Historical Accuracy Of Schindler’s List By Steven Spielberg

Steven Spielberg’s Schindler’s List is perhaps the most critically acclaimed of WWII Holocaust films; since its release in 1993, it has been the recipient of 34 awards, over 300 million USD in the box office, and 25 years of international parley between critics worldwide. For decades, it has been regarded as a combination of realism and popular appeal. Schindler’s List is undisputed in its heart-wrenching ability to truly move its audience, yet the question remains – to what extent was the film an accurate portrayal of the historic event?

Schindler’s List portrays the story of German businessman Oskar Schindler evolving from member of the Nazi regime to humanitarian of the oppressed Jews. Initially, Schindler is untroubled by the racial antisemitism surrounding him; he merely takes advantage of the Jews from the nearby Krakow ghetto as cheap labour to fuel profit, and employs Itzhak Stern to run his business (due to his ineptitude for the ‘nuts-and-bolts’). Throughout the film, Schindler becomes increasingly attached to ‘his’ Jews, bribing officials, relocating, and eventually expending his own fortune to ‘buy’ each and every Jewish worker from being deported to Auschwitz (during which Schindler forms a list of over 1200 Jews, prompting the famous line from Stern: “the list is life”). Schindler is forecast as the ultimate protagonist of moviegoers – selfless to the point of sacrificing his shirt off his back for a Jew – while the Nazis, clad constantly in uniform and with the everpresent swastika lapel pin, are highly antagonized. Nazi officials drink to excess, whore, and womanize at every opportunity, or shoot Jews on sight. In one scene, a German SS officer sits at abandoned piano and plays Bach (English Suite No. 2, BWV 807) while his comrades massacre the Jews remaining in the ghetto.

In another demoralizing instance of Nazi cruelty, German officers laugh and joke among one another while Jews exhume and burn the bodies of those killed in the Krakow ghetto. Plaszow camp Kommandant Amon Goeth is depicted as a sociopathic sadist who murders without reason and repeatedly abuses young Helen Hirsch, his Jewish maid. At one point, Schindler tells her that “Amon will not shoot you because he enjoys you too much”, indicating that Goeth kills the others simply because they neither please nor displease him; they are of no interest to him. Spielberg employs Machiavellian tactics to fabricate a story that lies close to his heart, yet succeeds in emotional appeal; once revealed, Schindler’s List can only be seen as a failure both in filmography and historical accuracy. The characterizations are flat and delineated with a stark contrast to one another, exemplified by the zealotry with which Schindler works to save Jews and the apathy with which Amon Goeth (the principal ‘evil’ Nazi) slaughters the Jews. Schindler’s fanaticism is emphasized to such an extent that once viewed in retrospect, does not seem plausible in comparison with his initial self-serving character.
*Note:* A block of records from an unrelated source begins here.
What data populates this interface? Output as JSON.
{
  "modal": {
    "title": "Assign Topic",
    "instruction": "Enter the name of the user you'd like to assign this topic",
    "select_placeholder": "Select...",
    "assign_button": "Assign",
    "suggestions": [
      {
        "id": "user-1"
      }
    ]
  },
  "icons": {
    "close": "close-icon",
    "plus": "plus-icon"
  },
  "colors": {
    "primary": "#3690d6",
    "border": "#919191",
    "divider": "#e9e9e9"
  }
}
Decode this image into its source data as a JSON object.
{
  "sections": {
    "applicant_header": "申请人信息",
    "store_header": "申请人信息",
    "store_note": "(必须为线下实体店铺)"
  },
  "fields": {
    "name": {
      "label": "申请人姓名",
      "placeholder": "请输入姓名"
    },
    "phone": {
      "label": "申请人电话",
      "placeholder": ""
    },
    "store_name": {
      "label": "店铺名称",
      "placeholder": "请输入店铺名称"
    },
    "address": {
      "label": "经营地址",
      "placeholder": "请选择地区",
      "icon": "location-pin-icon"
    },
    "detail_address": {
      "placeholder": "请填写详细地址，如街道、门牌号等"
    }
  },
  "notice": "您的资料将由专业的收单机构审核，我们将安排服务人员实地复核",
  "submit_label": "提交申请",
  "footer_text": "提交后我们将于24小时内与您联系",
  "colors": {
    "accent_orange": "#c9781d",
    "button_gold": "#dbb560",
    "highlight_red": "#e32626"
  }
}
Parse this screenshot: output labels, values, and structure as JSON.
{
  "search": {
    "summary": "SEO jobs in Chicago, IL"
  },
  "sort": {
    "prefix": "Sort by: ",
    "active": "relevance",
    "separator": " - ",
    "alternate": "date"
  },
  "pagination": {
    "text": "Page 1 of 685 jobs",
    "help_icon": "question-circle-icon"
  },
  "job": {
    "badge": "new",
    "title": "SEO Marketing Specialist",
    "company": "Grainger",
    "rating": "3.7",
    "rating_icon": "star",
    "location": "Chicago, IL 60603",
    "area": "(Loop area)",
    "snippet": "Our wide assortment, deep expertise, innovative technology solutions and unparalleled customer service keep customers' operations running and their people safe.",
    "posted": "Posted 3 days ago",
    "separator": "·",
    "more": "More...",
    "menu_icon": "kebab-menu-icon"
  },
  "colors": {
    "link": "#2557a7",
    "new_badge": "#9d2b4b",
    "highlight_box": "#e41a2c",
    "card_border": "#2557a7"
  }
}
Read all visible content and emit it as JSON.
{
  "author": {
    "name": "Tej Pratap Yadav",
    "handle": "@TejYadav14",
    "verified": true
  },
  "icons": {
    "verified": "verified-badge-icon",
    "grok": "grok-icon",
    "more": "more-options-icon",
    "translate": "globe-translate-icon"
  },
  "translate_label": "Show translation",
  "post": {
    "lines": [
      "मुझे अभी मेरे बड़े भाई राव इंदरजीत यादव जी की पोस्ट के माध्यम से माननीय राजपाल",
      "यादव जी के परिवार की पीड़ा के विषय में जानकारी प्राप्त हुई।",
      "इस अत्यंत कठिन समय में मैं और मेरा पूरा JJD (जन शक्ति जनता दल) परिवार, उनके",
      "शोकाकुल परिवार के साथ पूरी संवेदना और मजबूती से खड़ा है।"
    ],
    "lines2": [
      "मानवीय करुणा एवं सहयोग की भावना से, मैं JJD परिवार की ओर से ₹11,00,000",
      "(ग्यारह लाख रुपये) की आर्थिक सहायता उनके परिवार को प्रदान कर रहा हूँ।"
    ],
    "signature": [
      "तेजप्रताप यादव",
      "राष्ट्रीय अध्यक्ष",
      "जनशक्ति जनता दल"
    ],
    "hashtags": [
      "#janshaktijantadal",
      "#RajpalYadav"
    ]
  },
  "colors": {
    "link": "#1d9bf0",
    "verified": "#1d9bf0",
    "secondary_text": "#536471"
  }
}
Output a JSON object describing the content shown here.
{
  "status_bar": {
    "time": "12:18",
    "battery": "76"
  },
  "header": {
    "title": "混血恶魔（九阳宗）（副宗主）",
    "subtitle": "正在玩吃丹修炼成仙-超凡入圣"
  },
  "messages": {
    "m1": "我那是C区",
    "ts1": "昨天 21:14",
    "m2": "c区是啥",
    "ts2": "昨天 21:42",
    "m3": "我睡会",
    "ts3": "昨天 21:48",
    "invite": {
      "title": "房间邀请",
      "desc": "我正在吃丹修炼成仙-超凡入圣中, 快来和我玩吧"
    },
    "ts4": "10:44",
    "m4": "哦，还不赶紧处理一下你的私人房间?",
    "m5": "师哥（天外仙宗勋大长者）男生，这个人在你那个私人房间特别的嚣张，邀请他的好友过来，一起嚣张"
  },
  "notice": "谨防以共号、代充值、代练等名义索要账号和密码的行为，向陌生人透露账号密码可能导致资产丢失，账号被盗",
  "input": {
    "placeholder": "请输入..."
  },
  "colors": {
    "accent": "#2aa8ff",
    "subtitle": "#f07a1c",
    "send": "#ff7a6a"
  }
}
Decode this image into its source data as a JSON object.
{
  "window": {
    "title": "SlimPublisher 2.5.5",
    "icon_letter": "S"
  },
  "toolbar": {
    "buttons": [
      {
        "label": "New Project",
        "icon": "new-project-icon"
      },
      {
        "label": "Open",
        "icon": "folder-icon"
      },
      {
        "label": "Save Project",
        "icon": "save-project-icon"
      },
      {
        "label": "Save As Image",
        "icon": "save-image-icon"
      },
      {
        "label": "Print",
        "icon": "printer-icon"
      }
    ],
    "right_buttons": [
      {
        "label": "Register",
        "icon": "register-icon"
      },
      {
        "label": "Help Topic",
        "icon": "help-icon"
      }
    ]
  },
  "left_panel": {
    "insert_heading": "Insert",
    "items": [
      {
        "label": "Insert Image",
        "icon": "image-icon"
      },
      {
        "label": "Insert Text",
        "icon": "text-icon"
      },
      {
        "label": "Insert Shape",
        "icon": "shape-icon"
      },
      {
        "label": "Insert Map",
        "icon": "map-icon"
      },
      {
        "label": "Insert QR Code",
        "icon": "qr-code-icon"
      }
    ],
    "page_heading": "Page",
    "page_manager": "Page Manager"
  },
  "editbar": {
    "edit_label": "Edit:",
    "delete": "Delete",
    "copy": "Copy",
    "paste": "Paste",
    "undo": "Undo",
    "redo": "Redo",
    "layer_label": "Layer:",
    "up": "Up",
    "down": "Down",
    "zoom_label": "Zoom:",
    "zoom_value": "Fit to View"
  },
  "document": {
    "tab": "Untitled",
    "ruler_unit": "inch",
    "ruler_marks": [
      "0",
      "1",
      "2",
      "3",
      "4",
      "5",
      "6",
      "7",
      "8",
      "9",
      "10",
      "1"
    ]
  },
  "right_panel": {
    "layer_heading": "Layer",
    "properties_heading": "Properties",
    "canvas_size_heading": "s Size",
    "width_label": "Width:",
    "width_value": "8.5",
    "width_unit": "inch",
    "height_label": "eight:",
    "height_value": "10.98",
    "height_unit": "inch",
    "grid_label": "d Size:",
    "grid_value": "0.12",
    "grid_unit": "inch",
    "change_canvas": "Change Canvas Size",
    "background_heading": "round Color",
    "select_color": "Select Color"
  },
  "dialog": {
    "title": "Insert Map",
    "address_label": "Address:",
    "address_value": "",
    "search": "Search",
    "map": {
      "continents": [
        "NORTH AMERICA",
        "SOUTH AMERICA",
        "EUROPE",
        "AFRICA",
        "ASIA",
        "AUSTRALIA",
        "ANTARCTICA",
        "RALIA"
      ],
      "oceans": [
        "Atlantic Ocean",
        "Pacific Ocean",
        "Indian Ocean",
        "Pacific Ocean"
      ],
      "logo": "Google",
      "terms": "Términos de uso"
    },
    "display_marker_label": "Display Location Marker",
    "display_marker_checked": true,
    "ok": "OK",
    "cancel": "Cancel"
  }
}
A large portion of Schindler’s List’s appeal lies in the true story on which it is based – therefore, it should be duly noted that there was no real Schindler’s list. In the film, Schindler is shown (1944) giving the Jewish manager of his enamelware and arms factory in Krakow, Poland, the names of Jewish workers to be taken within the safety of the Czech Republic. However, at that time, Schindler was in reality being imprisoned for bribing Goeth (courtesy of David M. Crowe, Holocaust historian, and professor at Elon University, North Carolina). While there were nine lists total, the first four were created not by Stern but by Marcel Goldberg, a corrupt Jewish security officer. According to Crowe, Schindler provided a ‘handful’ of names but did not author the majority of the lists.

Schindler may have used the list to embellish his heroism during the wartime efforts, a deed which was further supported by those saved by him. Ultimately, Spielberg has created a film which is Jewish in nature; “that is, a film by Jews, about Jews, and for Jews to use against non-Jews”.